This is an attempt to rewrite something I wrote 13 years ago. I don't have the paper in front of me and I have no idea if I still have it somewhere or not but I remember vividly what I was doing when it came to me in my head. I was driving back from CO after getting into an argument w/a friend who I liked and she felt the same way but she was scared of "it". She would come to my bed only when she was drunk and I would simply cover her up and let her sleep it off. Nothing ever happened between us. I was also feeling overwhelmed with a relationship of 5 years that was coming to a finale - we had broken up 6 months before but we were really starting to cut the ties and move on. This poem is actually about her and what she did for me and how I felt after it was over. This woman was wonderful to me and I wish I hadn't treated her like I did. I can't go back and change that - so this you might say is an "ode" to her. I wish her only the best.
The Crumpled Paper
She was cleaning up her new room and saw a crumpled paper in the corner. She picked it up and was about to throw it away. She saw some writing on it and being the curious person she was decided to see what was inside. From first glance she noticed something was different about it. She attempted to uncrumple it but to no avail. The paper was balled up so tight and it was heavy. She realized it wasn't just a piece of paper - it was more like a lifetime of writings. The paper appeared to have a life of it's own. It eminated anger, hate, deceit, distrust, betrayal, innocence lost, tears of sorrow.
She was able to decipher a few words even though it was crumpled. Angry words, hurtful words, hateful words, vulgar in almost every aspect. Who could have written such awful things - the burden must be heavy - was there anything positive written on it? There must be something good. She was drawn to her like a moth to the light - no escaping! Fascinating, intriguing, dangerous! She put it on her nightstand, she had work to do, she would try to open it tonight.
Days went by and turned into weeks, she was able to get a little corner starting to open but she didn't want to tear it. It was vital that not a word be torn or she may not understand what it said. This was delicate work, patience, she had a lot of patience, this was something she could do. Open up this paper without tearing it. Analyze it, understand it, figure out what went wrong and then she decided when she finished that it was her job to fix it and make it better.
Over the course of several months the paper begin to open up. Sometimes she would return to it and it seemed to be balled up more than she had left it but more often than not she seemed to be making progress. Pulling her in like a fly in a spider's web and she couldn't free herself. The discoveries fascinated her and she delved deeper, progress was slow but she felt it was worth the effort.
Several times the paper took on a life of it's own. Often violent - and usually after she had read something horribly disturbing, demented, unbelievably cruel. Many times she found herself in tears after reading it and had to put it down because it was taking her into a downward spiral of despair. A few occasions she even threw it in the trash trying to save herself. Could she handle the violence, hate, the anger, the abuse?

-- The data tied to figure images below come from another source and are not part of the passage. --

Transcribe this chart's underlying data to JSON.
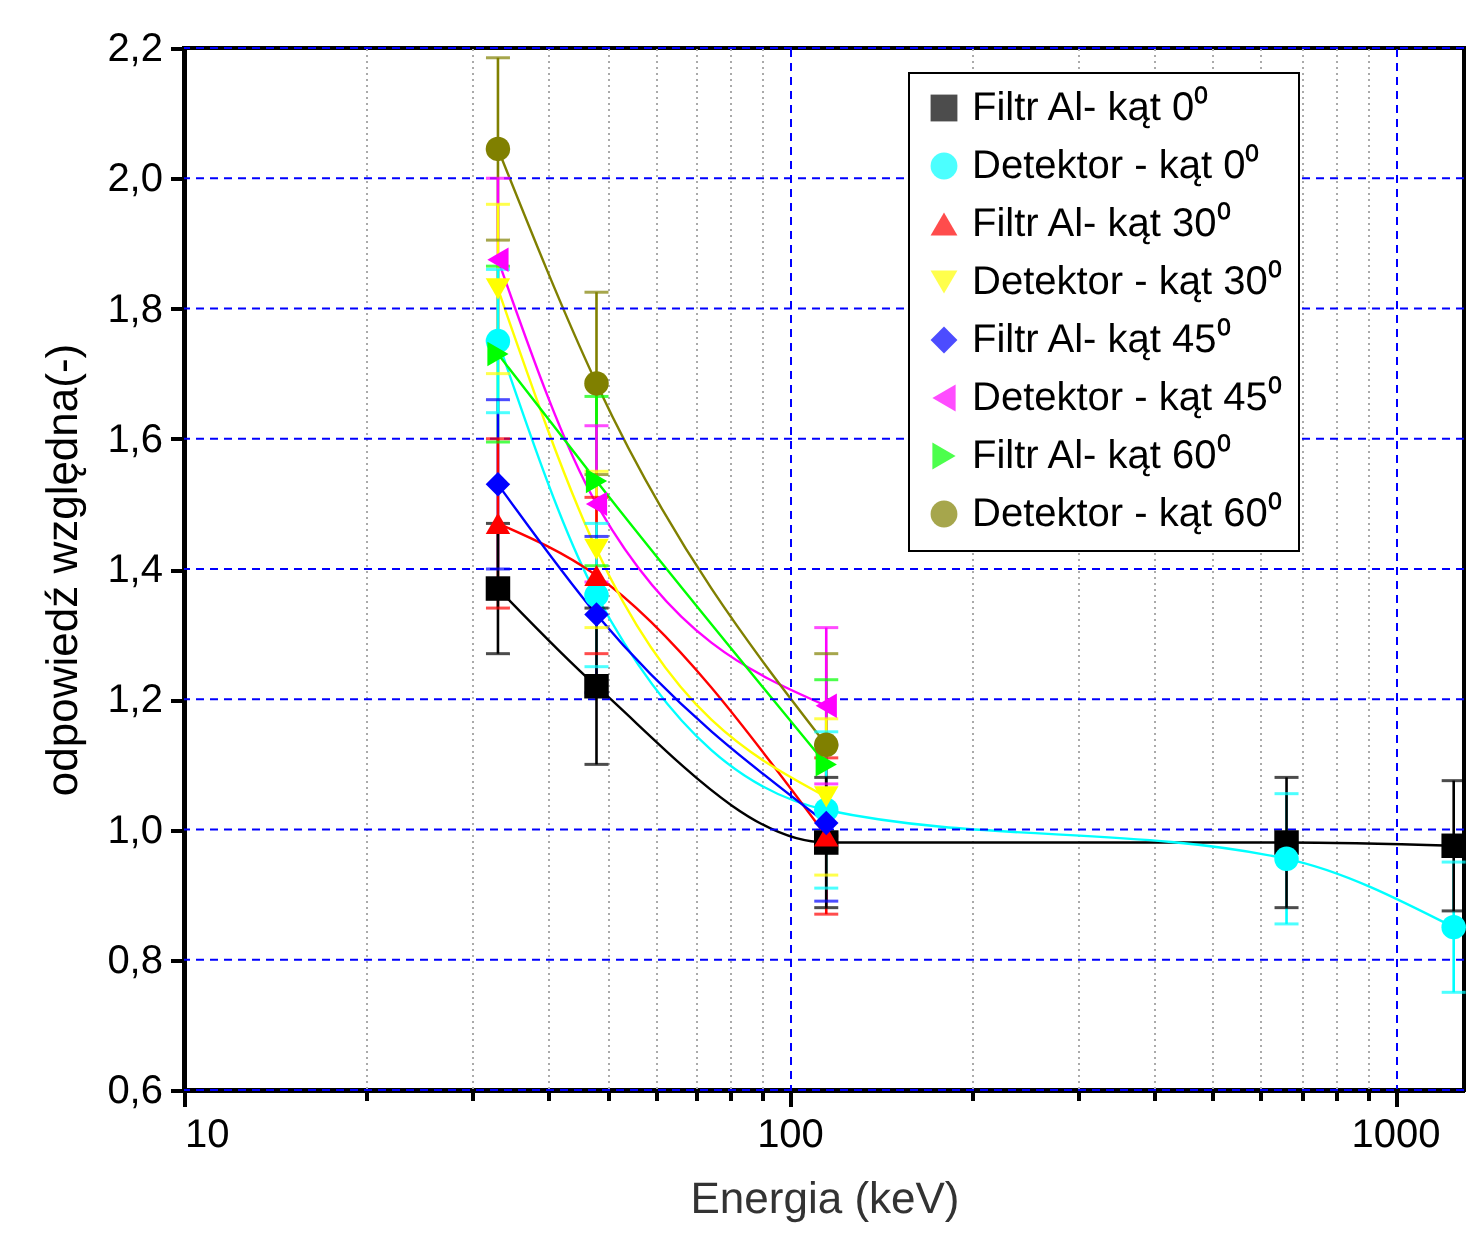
{
  "chart_data": {
    "type": "line",
    "xlabel": "Energia (keV)",
    "ylabel": "odpowiedź względna(-)",
    "log": "x",
    "grid": true,
    "legend": "top right",
    "line_style": "solid",
    "xlim": [
      10,
      1300
    ],
    "ylim": [
      0.6,
      2.2
    ],
    "xticks": [
      10,
      {
        "value": 20,
        "label": null
      },
      {
        "value": 30,
        "label": null
      },
      {
        "value": 40,
        "label": null
      },
      {
        "value": 50,
        "label": null
      },
      {
        "value": 60,
        "label": null
      },
      {
        "value": 70,
        "label": null
      },
      {
        "value": 80,
        "label": null
      },
      {
        "value": 90,
        "label": null
      },
      100,
      {
        "value": 200,
        "label": null
      },
      {
        "value": 300,
        "label": null
      },
      {
        "value": 400,
        "label": null
      },
      {
        "value": 500,
        "label": null
      },
      {
        "value": 600,
        "label": null
      },
      {
        "value": 700,
        "label": null
      },
      {
        "value": 800,
        "label": null
      },
      {
        "value": 900,
        "label": null
      },
      1000
    ],
    "yticks": [
      {
        "value": 0.6,
        "label": "0,6"
      },
      {
        "value": 0.8,
        "label": "0,8"
      },
      {
        "value": 1.0,
        "label": "1,0"
      },
      {
        "value": 1.2,
        "label": "1,2"
      },
      {
        "value": 1.4,
        "label": "1,4"
      },
      {
        "value": 1.6,
        "label": "1,6"
      },
      {
        "value": 1.8,
        "label": "1,8"
      },
      {
        "value": 2.0,
        "label": "2,0"
      },
      {
        "value": 2.2,
        "label": "2,2"
      }
    ],
    "series": [
      {
        "name": "Filtr Al- kąt 0⁰",
        "color": "#000000",
        "marker": "square",
        "x": [
          33,
          48,
          115,
          662,
          1250
        ],
        "values": [
          1.37,
          1.22,
          0.98,
          0.98,
          0.975
        ],
        "errors": [
          0.1,
          0.12,
          0.1,
          0.1,
          0.1
        ]
      },
      {
        "name": "Detektor - kąt 0⁰",
        "color": "#00ffff",
        "marker": "circle",
        "x": [
          33,
          48,
          115,
          662,
          1250
        ],
        "values": [
          1.75,
          1.36,
          1.03,
          0.955,
          0.85
        ],
        "errors": [
          0.11,
          0.11,
          0.12,
          0.1,
          0.1
        ]
      },
      {
        "name": "Filtr Al- kąt 30⁰",
        "color": "#ff0000",
        "marker": "triangle",
        "x": [
          33,
          48,
          115
        ],
        "values": [
          1.47,
          1.39,
          0.99
        ],
        "errors": [
          0.13,
          0.12,
          0.12
        ]
      },
      {
        "name": "Detektor - kąt 30⁰",
        "color": "#ffff00",
        "marker": "triangle-down",
        "x": [
          33,
          48,
          115
        ],
        "values": [
          1.83,
          1.43,
          1.05
        ],
        "errors": [
          0.13,
          0.12,
          0.12
        ]
      },
      {
        "name": "Filtr Al- kąt 45⁰",
        "color": "#0000ff",
        "marker": "diamond",
        "x": [
          33,
          48,
          115
        ],
        "values": [
          1.53,
          1.33,
          1.01
        ],
        "errors": [
          0.13,
          0.12,
          0.12
        ]
      },
      {
        "name": "Detektor - kąt 45⁰",
        "color": "#ff00ff",
        "marker": "triangle-left",
        "x": [
          33,
          48,
          115
        ],
        "values": [
          1.875,
          1.5,
          1.19
        ],
        "errors": [
          0.125,
          0.12,
          0.12
        ]
      },
      {
        "name": "Filtr Al- kąt 60⁰",
        "color": "#00ff00",
        "marker": "triangle-right",
        "x": [
          33,
          48,
          115
        ],
        "values": [
          1.73,
          1.535,
          1.1
        ],
        "errors": [
          0.135,
          0.13,
          0.13
        ]
      },
      {
        "name": "Detektor - kąt 60⁰",
        "color": "#808000",
        "marker": "circle",
        "x": [
          33,
          48,
          115
        ],
        "values": [
          2.045,
          1.685,
          1.13
        ],
        "errors": [
          0.14,
          0.14,
          0.14
        ]
      }
    ]
  }
}
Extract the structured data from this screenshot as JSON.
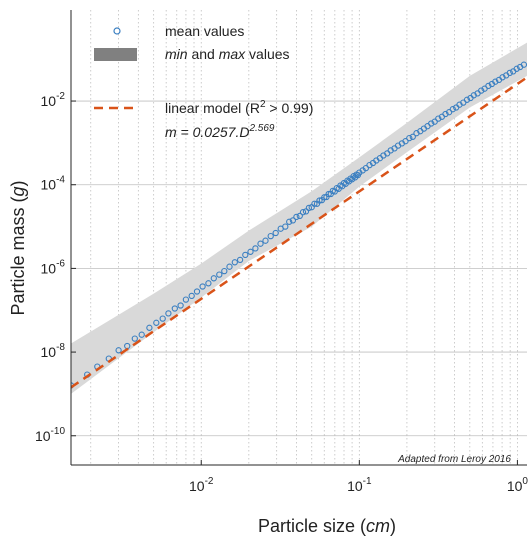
{
  "chart_data": {
    "type": "scatter",
    "x_scale": "log",
    "y_scale": "log",
    "xlim": [
      0.0015,
      1.15
    ],
    "ylim": [
      2e-11,
      1.5
    ],
    "grid": true,
    "x_ticks": [
      {
        "value": 0.01,
        "base": "10",
        "exp": "-2"
      },
      {
        "value": 0.1,
        "base": "10",
        "exp": "-1"
      },
      {
        "value": 1,
        "base": "10",
        "exp": "0"
      }
    ],
    "y_ticks": [
      {
        "value": 1e-10,
        "base": "10",
        "exp": "-10"
      },
      {
        "value": 1e-08,
        "base": "10",
        "exp": "-8"
      },
      {
        "value": 1e-06,
        "base": "10",
        "exp": "-6"
      },
      {
        "value": 0.0001,
        "base": "10",
        "exp": "-4"
      },
      {
        "value": 0.01,
        "base": "10",
        "exp": "-2"
      }
    ],
    "xlabel": {
      "main": "Particle size (",
      "unit": "cm",
      "close": ")"
    },
    "ylabel": {
      "main": "Particle mass (",
      "unit": "g",
      "close": ")"
    },
    "legend": {
      "placement": "top-left",
      "mean": "mean values",
      "minmax_min": "min",
      "minmax_and": " and ",
      "minmax_max": "max",
      "minmax_end": " values",
      "model_pre": "linear model (R",
      "model_sup": "2",
      "model_post": " > 0.99)",
      "eq_main": "m = 0.0257.D",
      "eq_sup": "2.569"
    },
    "annotation": "Adapted from Leroy 2016",
    "model": {
      "a": 0.0257,
      "b": 2.569
    },
    "band": {
      "x": [
        0.0015,
        0.005,
        0.01,
        0.02,
        0.05,
        0.1,
        0.2,
        0.5,
        1.15
      ],
      "lower": [
        1e-09,
        3e-08,
        2e-07,
        1.5e-06,
        1e-05,
        9e-05,
        0.0006,
        0.007,
        0.04
      ],
      "upper": [
        1.6e-08,
        2.5e-07,
        1.3e-06,
        8e-06,
        7e-05,
        0.00045,
        0.003,
        0.04,
        0.25
      ]
    },
    "series": [
      {
        "type": "scatter",
        "x": [
          0.0015,
          0.0019,
          0.0022,
          0.0026,
          0.003,
          0.0034,
          0.0038,
          0.0042,
          0.0047,
          0.0052,
          0.0057,
          0.0062,
          0.0068,
          0.0074,
          0.008,
          0.0087,
          0.0094,
          0.0102,
          0.0111,
          0.012,
          0.013,
          0.014,
          0.0151,
          0.0163,
          0.0176,
          0.019,
          0.0205,
          0.022,
          0.0237,
          0.0255,
          0.0275,
          0.0296,
          0.0318,
          0.034,
          0.036,
          0.038,
          0.04,
          0.042,
          0.044,
          0.046,
          0.048,
          0.05,
          0.052,
          0.054,
          0.056,
          0.058,
          0.06,
          0.062,
          0.064,
          0.066,
          0.068,
          0.07,
          0.072,
          0.074,
          0.076,
          0.078,
          0.08,
          0.082,
          0.084,
          0.086,
          0.088,
          0.09,
          0.092,
          0.094,
          0.096,
          0.098,
          0.1,
          0.105,
          0.11,
          0.116,
          0.122,
          0.128,
          0.135,
          0.142,
          0.15,
          0.158,
          0.167,
          0.176,
          0.186,
          0.196,
          0.207,
          0.218,
          0.23,
          0.243,
          0.256,
          0.27,
          0.285,
          0.3,
          0.316,
          0.333,
          0.351,
          0.37,
          0.39,
          0.41,
          0.43,
          0.455,
          0.48,
          0.505,
          0.53,
          0.56,
          0.59,
          0.62,
          0.655,
          0.69,
          0.725,
          0.765,
          0.805,
          0.85,
          0.895,
          0.94,
          0.99,
          1.04,
          1.1
        ],
        "y": [
          1.6e-09,
          2.9e-09,
          4.5e-09,
          7e-09,
          1.1e-08,
          1.4e-08,
          2.1e-08,
          2.6e-08,
          3.8e-08,
          5e-08,
          6.3e-08,
          8.4e-08,
          1.1e-07,
          1.3e-07,
          1.8e-07,
          2.2e-07,
          2.8e-07,
          3.7e-07,
          4.4e-07,
          5.8e-07,
          7.1e-07,
          8.6e-07,
          1.1e-06,
          1.4e-06,
          1.6e-06,
          2.1e-06,
          2.5e-06,
          3e-06,
          3.9e-06,
          4.6e-06,
          5.9e-06,
          7e-06,
          8.9e-06,
          1e-05,
          1.3e-05,
          1.4e-05,
          1.7e-05,
          1.8e-05,
          2.2e-05,
          2.3e-05,
          2.8e-05,
          2.9e-05,
          3.5e-05,
          3.5e-05,
          4.2e-05,
          4.3e-05,
          5e-05,
          5.1e-05,
          6e-05,
          6e-05,
          7.1e-05,
          6.9e-05,
          8.3e-05,
          8e-05,
          9.6e-05,
          9.2e-05,
          0.00011,
          0.000105,
          0.000125,
          0.00012,
          0.00014,
          0.000135,
          0.00016,
          0.00015,
          0.000175,
          0.00017,
          0.000195,
          0.00022,
          0.00025,
          0.000295,
          0.00033,
          0.00038,
          0.00043,
          0.0005,
          0.00056,
          0.00066,
          0.00074,
          0.00086,
          0.00097,
          0.0011,
          0.0013,
          0.0014,
          0.0017,
          0.0019,
          0.0022,
          0.0025,
          0.0029,
          0.0032,
          0.0038,
          0.0042,
          0.0049,
          0.0054,
          0.0064,
          0.007,
          0.0082,
          0.0092,
          0.0107,
          0.0118,
          0.0137,
          0.0152,
          0.0178,
          0.0197,
          0.023,
          0.0255,
          0.029,
          0.032,
          0.037,
          0.041,
          0.047,
          0.051,
          0.059,
          0.065,
          0.074
        ]
      }
    ]
  },
  "colors": {
    "points": "#3a7fc1",
    "model": "#d95319",
    "band": "#d9d9d9",
    "band_legend": "#808080",
    "grid": "#bfbfbf",
    "axis": "#262626"
  }
}
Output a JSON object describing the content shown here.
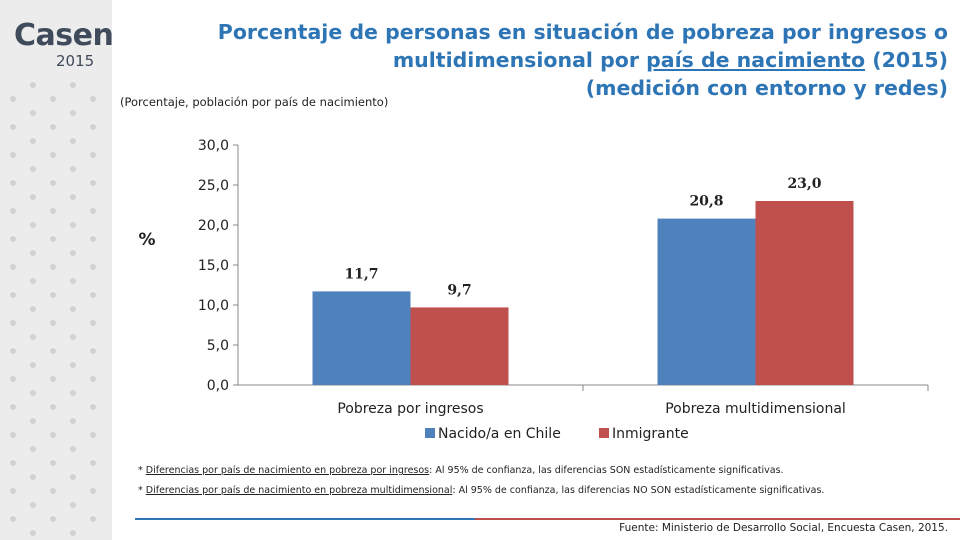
{
  "logo": {
    "word": "Casen",
    "year": "2015"
  },
  "title": {
    "line1": "Porcentaje de personas en situación de pobreza por ingresos o",
    "line2_pre": "multidimensional por ",
    "line2_underlined": "país de nacimiento",
    "line2_post": " (2015)",
    "line3": "(medición con entorno y redes)"
  },
  "subtitle": "(Porcentaje, población por país de nacimiento)",
  "chart_data": {
    "type": "bar",
    "categories": [
      "Pobreza por ingresos",
      "Pobreza multidimensional"
    ],
    "series": [
      {
        "name": "Nacido/a en Chile",
        "values": [
          11.7,
          20.8
        ],
        "labels": [
          "11,7",
          "20,8"
        ],
        "color": "#4f81bd"
      },
      {
        "name": "Inmigrante",
        "values": [
          9.7,
          23.0
        ],
        "labels": [
          "9,7",
          "23,0"
        ],
        "color": "#c0504d"
      }
    ],
    "ylabel": "%",
    "ylim": [
      0,
      30
    ],
    "yticks": [
      0,
      5,
      10,
      15,
      20,
      25,
      30
    ],
    "ytick_labels": [
      "0,0",
      "5,0",
      "10,0",
      "15,0",
      "20,0",
      "25,0",
      "30,0"
    ],
    "grid": false,
    "legend_position": "bottom"
  },
  "notes": [
    {
      "prefix": "* ",
      "underlined": "Diferencias por país de nacimiento en pobreza por ingresos",
      "rest": ": Al 95% de confianza, las diferencias SON estadísticamente significativas."
    },
    {
      "prefix": "* ",
      "underlined": "Diferencias por país de nacimiento en pobreza  multidimensional",
      "rest": ": Al 95% de confianza, las diferencias NO SON estadísticamente significativas."
    }
  ],
  "source": "Fuente: Ministerio de Desarrollo Social, Encuesta Casen, 2015.",
  "colors": {
    "title": "#2e75b6",
    "sidebar": "#ececec",
    "logo": "#3f4a5a"
  }
}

How long would it take to open up completely? Why couldn't she just throw it away? What was so intriguing? How did she become so attached and enraptured by this crumpled up ball of paper? Spewing forth hate and anger, destruction all around it! But every so often, when she went slow, took her time in deciphering it - the paper begin to write new words - trying to explain, trying to get to a better state - less wrinkles, easier to read, calmer, peaceful at times.
Together she and the paper seemed to start writing a new story, a positive story, happier - and at the same time started erasing the bad things from it. But the paper had things so deeply engrained - like and invisible ink pen - the words might not be there but the memories were, they would never totally go away. Often times it would bite her out of pity, self-hate, knowing it didn't deserve anything good! Many times it would roll off the nightstand right into the trash - where it belonged but she was faithful and always retrieved it, determined to make the world a better place.
One day she couldn't find the paper, where was it, did she throw it away? She was distraught! The paper was determined to self-destruct. Ranaway, didn't know how to be loved, cared for, respected so it crumpled into a little ball and rolled away into a corner. Months went by and she couldn't find the paper, she was angry, hurt, determined that after all the work she put into it that when she did find it she would throw it away forever!
One weekend while cleaning she found it, it had unfurled itself and let the air from the vent carry it to where it could be found. She looked at the paper and all she saw was the angry, hateful, nasty, vulgar words. With all the strength she could muster she balled it up tighter than ever. Determined never to put forth that kind of energy again on anything - she has learned that somethings just aren't worth fixing and it is better to leave them be. She threw the crumpled paper into the fireplace and watched it burn.